FILE NO.:
CBOT 11-8056-BC
NON-MEMBER:
TOWER RESEARCH CAPITAL INVESTMENTS LLC
CBOT RULE VIOLATIONS:
Rule 432. GENERAL OFFENSES (in part)
It shall be an offense:
Q. to commit an act which is detrimental to the interest or welfare of the Exchange or to engage in any conduct which tends to impair the dignity or good name of the Exchange;
W. for a Member to fail to diligently supervise its employees and agents in the conduct of their business relating to the Exchange.

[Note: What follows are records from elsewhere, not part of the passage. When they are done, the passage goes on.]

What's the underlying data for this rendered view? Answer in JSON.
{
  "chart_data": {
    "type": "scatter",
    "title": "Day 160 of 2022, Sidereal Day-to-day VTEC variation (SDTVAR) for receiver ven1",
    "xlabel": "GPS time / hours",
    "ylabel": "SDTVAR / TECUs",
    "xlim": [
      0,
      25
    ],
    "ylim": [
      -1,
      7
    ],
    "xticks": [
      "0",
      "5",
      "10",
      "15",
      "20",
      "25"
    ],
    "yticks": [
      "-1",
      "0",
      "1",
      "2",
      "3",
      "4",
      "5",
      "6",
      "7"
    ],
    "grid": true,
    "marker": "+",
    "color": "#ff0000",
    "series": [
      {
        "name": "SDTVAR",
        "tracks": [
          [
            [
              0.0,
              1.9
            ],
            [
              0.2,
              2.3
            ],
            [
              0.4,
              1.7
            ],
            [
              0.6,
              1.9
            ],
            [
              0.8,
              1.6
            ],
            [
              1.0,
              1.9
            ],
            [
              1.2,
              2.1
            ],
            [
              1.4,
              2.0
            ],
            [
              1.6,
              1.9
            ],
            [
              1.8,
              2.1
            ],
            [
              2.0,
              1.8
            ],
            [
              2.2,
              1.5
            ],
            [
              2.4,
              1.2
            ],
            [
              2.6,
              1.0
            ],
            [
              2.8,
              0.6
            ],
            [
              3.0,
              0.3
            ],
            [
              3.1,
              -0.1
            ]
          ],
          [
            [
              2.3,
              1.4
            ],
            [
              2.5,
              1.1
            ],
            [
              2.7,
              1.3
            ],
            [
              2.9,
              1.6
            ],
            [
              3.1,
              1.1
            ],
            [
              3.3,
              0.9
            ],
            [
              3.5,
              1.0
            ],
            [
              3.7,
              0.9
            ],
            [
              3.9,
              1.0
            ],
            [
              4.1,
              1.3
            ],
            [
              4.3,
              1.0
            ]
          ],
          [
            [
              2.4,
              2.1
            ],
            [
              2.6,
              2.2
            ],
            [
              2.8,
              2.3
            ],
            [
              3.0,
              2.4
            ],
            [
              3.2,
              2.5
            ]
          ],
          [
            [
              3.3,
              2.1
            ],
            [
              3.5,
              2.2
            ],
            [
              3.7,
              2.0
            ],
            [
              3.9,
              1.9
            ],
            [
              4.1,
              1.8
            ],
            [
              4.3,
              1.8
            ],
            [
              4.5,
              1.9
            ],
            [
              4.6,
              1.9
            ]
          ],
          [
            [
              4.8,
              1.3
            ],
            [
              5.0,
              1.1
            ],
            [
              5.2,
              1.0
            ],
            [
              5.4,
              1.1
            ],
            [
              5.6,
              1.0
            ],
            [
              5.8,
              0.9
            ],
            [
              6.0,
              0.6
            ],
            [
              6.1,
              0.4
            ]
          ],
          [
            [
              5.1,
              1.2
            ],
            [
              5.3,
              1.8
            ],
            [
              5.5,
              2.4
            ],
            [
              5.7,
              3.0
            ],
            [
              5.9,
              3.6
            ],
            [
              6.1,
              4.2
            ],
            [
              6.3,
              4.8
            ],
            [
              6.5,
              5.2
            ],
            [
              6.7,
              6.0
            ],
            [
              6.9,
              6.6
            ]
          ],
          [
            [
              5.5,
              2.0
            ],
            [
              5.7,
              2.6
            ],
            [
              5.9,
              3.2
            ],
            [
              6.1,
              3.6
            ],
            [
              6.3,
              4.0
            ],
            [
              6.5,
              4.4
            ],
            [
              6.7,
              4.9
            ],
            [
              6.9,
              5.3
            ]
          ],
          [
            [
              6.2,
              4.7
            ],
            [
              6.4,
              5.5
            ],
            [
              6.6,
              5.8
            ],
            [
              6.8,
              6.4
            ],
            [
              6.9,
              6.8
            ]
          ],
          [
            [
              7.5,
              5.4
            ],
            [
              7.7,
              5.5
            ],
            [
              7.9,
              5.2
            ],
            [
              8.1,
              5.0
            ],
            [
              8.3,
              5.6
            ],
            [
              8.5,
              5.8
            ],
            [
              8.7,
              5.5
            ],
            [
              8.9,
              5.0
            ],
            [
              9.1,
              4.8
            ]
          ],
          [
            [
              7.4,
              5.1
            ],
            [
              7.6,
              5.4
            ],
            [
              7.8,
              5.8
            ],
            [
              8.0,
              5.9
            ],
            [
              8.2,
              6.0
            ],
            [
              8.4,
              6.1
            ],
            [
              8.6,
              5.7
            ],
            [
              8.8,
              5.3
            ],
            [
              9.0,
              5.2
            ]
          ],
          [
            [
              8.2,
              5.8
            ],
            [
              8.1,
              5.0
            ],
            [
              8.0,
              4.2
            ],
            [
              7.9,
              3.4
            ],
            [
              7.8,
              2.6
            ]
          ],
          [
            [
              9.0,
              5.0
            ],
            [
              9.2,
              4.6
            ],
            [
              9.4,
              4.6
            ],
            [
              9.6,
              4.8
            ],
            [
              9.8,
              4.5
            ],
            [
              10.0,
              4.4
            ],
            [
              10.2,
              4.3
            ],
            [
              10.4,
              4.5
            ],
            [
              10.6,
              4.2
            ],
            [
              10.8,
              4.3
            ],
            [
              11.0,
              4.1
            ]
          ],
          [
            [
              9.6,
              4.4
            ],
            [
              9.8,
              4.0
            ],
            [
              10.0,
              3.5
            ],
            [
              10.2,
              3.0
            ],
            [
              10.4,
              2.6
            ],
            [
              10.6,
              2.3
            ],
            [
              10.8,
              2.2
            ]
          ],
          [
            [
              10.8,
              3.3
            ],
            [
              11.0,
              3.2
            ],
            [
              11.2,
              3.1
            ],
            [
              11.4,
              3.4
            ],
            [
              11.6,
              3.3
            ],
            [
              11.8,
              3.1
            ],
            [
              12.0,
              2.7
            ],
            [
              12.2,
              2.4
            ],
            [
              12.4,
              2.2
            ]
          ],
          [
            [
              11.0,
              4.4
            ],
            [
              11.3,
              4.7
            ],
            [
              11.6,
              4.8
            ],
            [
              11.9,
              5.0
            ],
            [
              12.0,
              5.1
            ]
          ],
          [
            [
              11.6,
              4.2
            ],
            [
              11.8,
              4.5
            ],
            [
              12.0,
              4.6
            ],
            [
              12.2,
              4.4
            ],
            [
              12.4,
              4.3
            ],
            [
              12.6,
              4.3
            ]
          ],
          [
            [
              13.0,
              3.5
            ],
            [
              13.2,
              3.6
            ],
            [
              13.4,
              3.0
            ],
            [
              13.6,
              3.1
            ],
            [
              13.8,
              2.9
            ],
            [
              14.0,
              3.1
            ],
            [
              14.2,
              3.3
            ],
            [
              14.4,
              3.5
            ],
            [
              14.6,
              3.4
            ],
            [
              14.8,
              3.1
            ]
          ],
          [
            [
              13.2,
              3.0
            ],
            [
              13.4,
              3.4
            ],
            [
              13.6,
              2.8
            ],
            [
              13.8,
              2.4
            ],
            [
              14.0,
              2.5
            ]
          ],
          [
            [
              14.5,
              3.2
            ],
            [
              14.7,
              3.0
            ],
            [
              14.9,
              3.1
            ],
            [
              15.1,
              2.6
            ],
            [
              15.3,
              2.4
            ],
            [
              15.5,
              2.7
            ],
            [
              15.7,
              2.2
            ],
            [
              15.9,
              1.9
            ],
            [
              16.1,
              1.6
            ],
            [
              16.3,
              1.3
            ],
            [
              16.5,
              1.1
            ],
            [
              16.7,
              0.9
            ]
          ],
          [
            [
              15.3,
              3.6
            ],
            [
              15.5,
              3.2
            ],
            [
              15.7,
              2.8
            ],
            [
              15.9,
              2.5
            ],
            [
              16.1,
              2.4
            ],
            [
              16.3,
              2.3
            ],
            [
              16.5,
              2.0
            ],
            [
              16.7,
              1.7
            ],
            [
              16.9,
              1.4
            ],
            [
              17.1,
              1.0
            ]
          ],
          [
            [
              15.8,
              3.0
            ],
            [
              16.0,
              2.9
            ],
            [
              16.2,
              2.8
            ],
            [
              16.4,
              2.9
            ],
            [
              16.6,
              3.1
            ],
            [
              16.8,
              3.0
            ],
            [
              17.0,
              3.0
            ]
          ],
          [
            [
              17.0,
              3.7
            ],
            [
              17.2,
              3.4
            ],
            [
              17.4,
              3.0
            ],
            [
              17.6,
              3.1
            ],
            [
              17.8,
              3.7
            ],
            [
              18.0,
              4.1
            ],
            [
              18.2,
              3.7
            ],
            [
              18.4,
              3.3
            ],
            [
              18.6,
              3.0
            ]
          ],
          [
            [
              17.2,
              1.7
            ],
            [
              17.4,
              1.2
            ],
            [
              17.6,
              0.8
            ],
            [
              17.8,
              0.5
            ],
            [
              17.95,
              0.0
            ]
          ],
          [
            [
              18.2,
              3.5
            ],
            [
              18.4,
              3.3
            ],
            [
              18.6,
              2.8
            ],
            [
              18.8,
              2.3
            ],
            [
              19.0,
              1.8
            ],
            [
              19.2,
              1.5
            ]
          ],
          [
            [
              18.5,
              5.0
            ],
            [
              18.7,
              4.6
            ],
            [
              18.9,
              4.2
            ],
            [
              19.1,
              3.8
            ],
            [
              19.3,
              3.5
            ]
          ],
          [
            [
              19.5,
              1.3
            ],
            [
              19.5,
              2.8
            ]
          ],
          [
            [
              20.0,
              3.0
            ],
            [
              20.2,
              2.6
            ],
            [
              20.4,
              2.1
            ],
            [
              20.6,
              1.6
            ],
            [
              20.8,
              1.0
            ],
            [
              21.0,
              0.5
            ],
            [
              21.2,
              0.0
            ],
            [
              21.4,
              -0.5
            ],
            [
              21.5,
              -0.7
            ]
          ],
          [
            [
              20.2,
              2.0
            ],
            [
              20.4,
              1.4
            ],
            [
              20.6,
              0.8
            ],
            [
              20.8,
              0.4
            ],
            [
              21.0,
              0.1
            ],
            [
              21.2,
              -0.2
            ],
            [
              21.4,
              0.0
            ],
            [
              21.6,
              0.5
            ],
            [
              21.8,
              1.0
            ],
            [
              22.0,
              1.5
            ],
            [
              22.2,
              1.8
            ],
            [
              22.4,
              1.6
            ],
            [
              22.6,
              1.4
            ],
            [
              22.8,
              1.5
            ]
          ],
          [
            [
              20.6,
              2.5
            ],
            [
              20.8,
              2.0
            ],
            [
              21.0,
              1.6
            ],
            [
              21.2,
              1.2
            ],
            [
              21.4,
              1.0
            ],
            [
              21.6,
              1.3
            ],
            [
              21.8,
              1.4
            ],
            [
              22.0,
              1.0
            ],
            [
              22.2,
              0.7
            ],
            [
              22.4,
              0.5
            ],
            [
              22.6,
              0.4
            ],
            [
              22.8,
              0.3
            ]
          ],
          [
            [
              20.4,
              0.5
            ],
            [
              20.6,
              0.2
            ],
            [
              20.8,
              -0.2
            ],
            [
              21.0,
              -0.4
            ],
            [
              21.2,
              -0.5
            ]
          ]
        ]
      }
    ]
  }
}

Rule 576. IDENTIFICATION OF GLOBEX TERMINAL OPERATORS
Each Globex terminal operator shall be identified to the Exchange, in the Manner prescribed by the Exchange, and shall be subject to Exchange rules. If user IDs are required to be registered with the Exchange, it is the duty of the clearing member to ensure that registration is current and accurate at all times. Each individual must use a unique user ID to access Globex. In no event may a person enter an order or permit the entry of an order by an individual using a user ID other than the individual’s own unique user ID.
FINDINGS:
Pursuant to an offer of settlement in which Tower Research Capital Investments LLC, acting through its affiliate Tower Research Capital LLC, (“Tower”) neither admitted nor denied the rule violations upon which the penalty is based, on September 18, 2014, a Panel of the CBOT Business Conduct Committee (“BCC” or “Panel”) found that it had jurisdiction over Tower pursuant to Rules 400 and 402 as the conduct occurred while Tower was a member of the Chicago Mercantile Exchange, and that on October 18, 2010, an Automated Trading System (“ATS”) that a Tower trading group utilized entered an excessive number of order, modification, and cancel messages during a fifty-minute time period in the March 2011 Corn futures contract on the CME Globex electronic trading platform (“Globex”). Specifically, due to a threshold configuration issue, the ATS repeatedly reacted to the presence of its own orders in the market during the fifty minutes. Once the trading group observed the excessive messaging, it corrected the configuration issue. The Panel further found that during the month of July 2011, the Tower trading group erroneously assigned the same Tag 50 user ID to two separate algorithms it employed. The Panel concluded that Tower thereby violated CBOT Rules 432.Q., 432.W., and 576.
PENALTY:
In accordance with the settlement offer, the Panel fined Tower $25,000.